Volume divergence from price direction is real. OBV below its SMA predicts positive returns over the following month. This is the most consistent signal in the study — 8 Bonferroni survivors, generalizes across assets.

If you use SMA crossovers:

Stop. The Golden Cross and Death Cross have been empirically tested and failed. Twenty years. Five assets. Four horizons. Zero survivors.

If you use PSAR or ROC:

These actively reduce information. PSAR produces negative returns on average when followed directionally.

Limitations and Caveats

Transaction costs: All edges reported are pre-cost. The 1-day +54 bps MFI signal on SPY looks spectacular, but it fires 76 times in 20 years — roughly 4 times per year. At high enough signal frequency, bid-ask spreads and commissions would erode smaller edges.

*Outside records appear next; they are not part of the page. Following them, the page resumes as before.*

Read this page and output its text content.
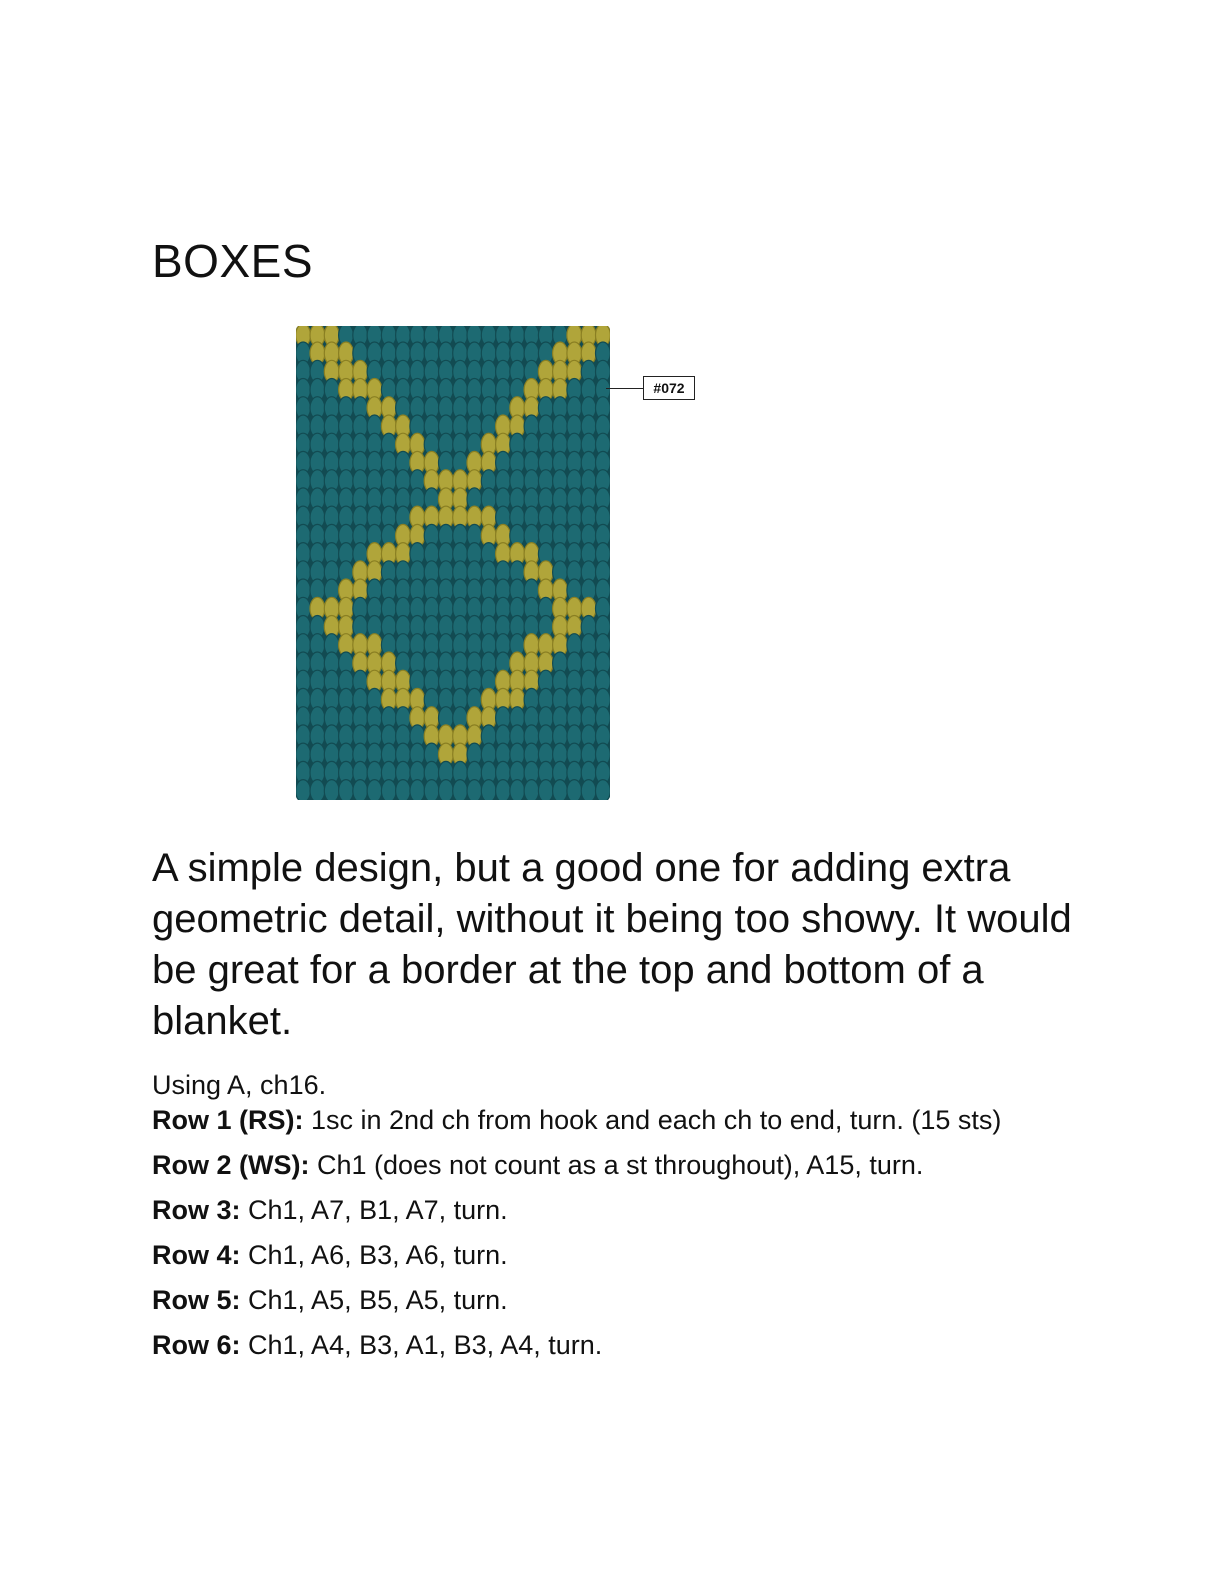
BOXES
#072

A simple design, but a good one for adding extra geometric detail, without it being too showy. It would be great for a border at the top and bottom of a blanket.

Using A, ch16.
Row 1 (RS): 1sc in 2nd ch from hook and each ch to end, turn. (15 sts)
Row 2 (WS): Ch1 (does not count as a st throughout), A15, turn.
Row 3: Ch1, A7, B1, A7, turn.
Row 4: Ch1, A6, B3, A6, turn.
Row 5: Ch1, A5, B5, A5, turn.
Row 6: Ch1, A4, B3, A1, B3, A4, turn.
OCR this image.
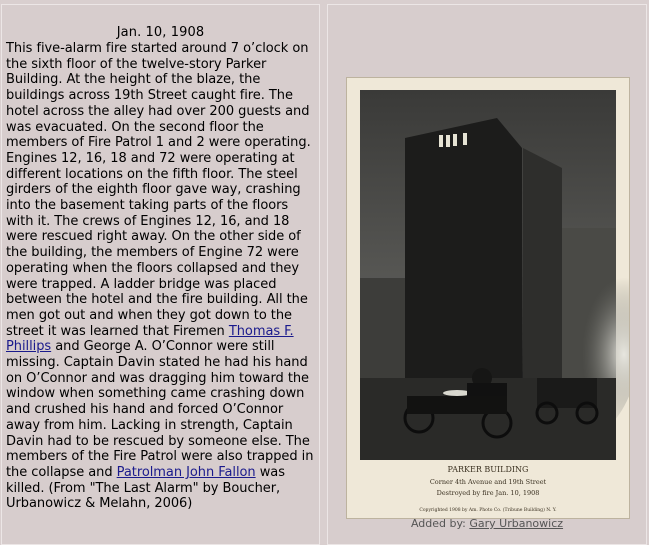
Jan. 10, 1908
This five-alarm fire started around 7 o’clock on the sixth floor of the twelve-story Parker Building. At the height of the blaze, the buildings across 19th Street caught fire. The hotel across the alley had over 200 guests and was evacuated. On the second floor the members of Fire Patrol 1 and 2 were operating. Engines 12, 16, 18 and 72 were operating at different locations on the fifth floor. The steel girders of the eighth floor gave way, crashing into the basement taking parts of the floors with it. The crews of Engines 12, 16, and 18 were rescued right away. On the other side of the building, the members of Engine 72 were operating when the floors collapsed and they were trapped. A ladder bridge was placed between the hotel and the fire building. All the men got out and when they got down to the street it was learned that Firemen Thomas F. Phillips and George A. O’Connor were still missing. Captain Davin stated he had his hand on O’Connor and was dragging him toward the window when something came crashing down and crushed his hand and forced O’Connor away from him. Lacking in strength, Captain Davin had to be rescued by someone else. The members of the Fire Patrol were also trapped in the collapse and Patrolman John Fallon was killed. (From "The Last Alarm" by Boucher, Urbanowicz & Melahn, 2006)
PARKER BUILDING
Corner 4th Avenue and 19th Street
Destroyed by fire Jan. 10, 1908
Copyrighted 1908 by Am. Photo Co. (Tribune Building) N. Y.
Added by: Gary Urbanowicz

Regime sensitivity: This study uses 2004–2024, a period dominated by quantitative easing, secular bull markets (2009–2021), and two significant crashes (2008, 2020). Mean reversion works because markets recover. In a regime where they don’t recover (prolonged deflation, structural bear markets), oversold signals could generate extended losses. TLT’s negative RSI result is a reminder that these effects are asset-specific.

Lookahead bias: All forward returns are computed from signal day + 1 to prevent lookahead. Indicators use only past data by construction.

Single-indicator analysis: We test indicators in isolation. Real trading systems combine signals. A Keltner lower touch with OBV confirming might have higher d than either alone — that’s a follow-on study.

Survivorship: SPY, QQQ, GLD, TLT, and EEM are all surviving, liquid instruments. The regime that made them behave this way may not apply to individual stocks.

Conclusion

Technical indicators are not equally valid. This study draws a sharp line between two classes:

Statistically real: RSI, Keltner Channel, Williams %R, Stochastic, OBV, EMA (all in oversold/divergence modes)

Statistical noise: SMA crossovers (Golden Cross, Death Cross), Parabolic SAR, Rate of Change

The mechanism behind the real signals is consistent: mean reversion after oversold extremes. Markets overshoot. Panic creates dislocations. Prices return toward fair value — particularly in liquid, diversified instruments. An indicator that quantifies how far prices have strayed from normal is measuring something real.

An indicator that measures whether the 50-day line crossed the 200-day line is measuring a geometric artifact of the price path, not a causal driver of future returns. The evidence is now quantitative and unambiguous.

Data and Code

All code, raw results (856 test rows with t-statistics, permutation p-values, Cohen’s d, and Bonferroni flags), and chart generation scripts are available at the ThoughtEngine research repository.

Tests used: Welch’s t-test (scipy.stats.ttest_ind), 5,000–10,000 permutation bootstraps (vectorized numpy), Bonferroni correction (α = 0.05 / n_tests), Cohen’s d (pooled standard deviation formula). Data: yfinance adjusted close prices.

Published May 2026 · REIGraph Research

Methodology note: This study is not investment advice. Effect sizes of d = 0.2–0.4 represent statistically real but practically modest edges. Position sizing, risk management, and portfolio construction determine whether statistical edge translates to trading profit.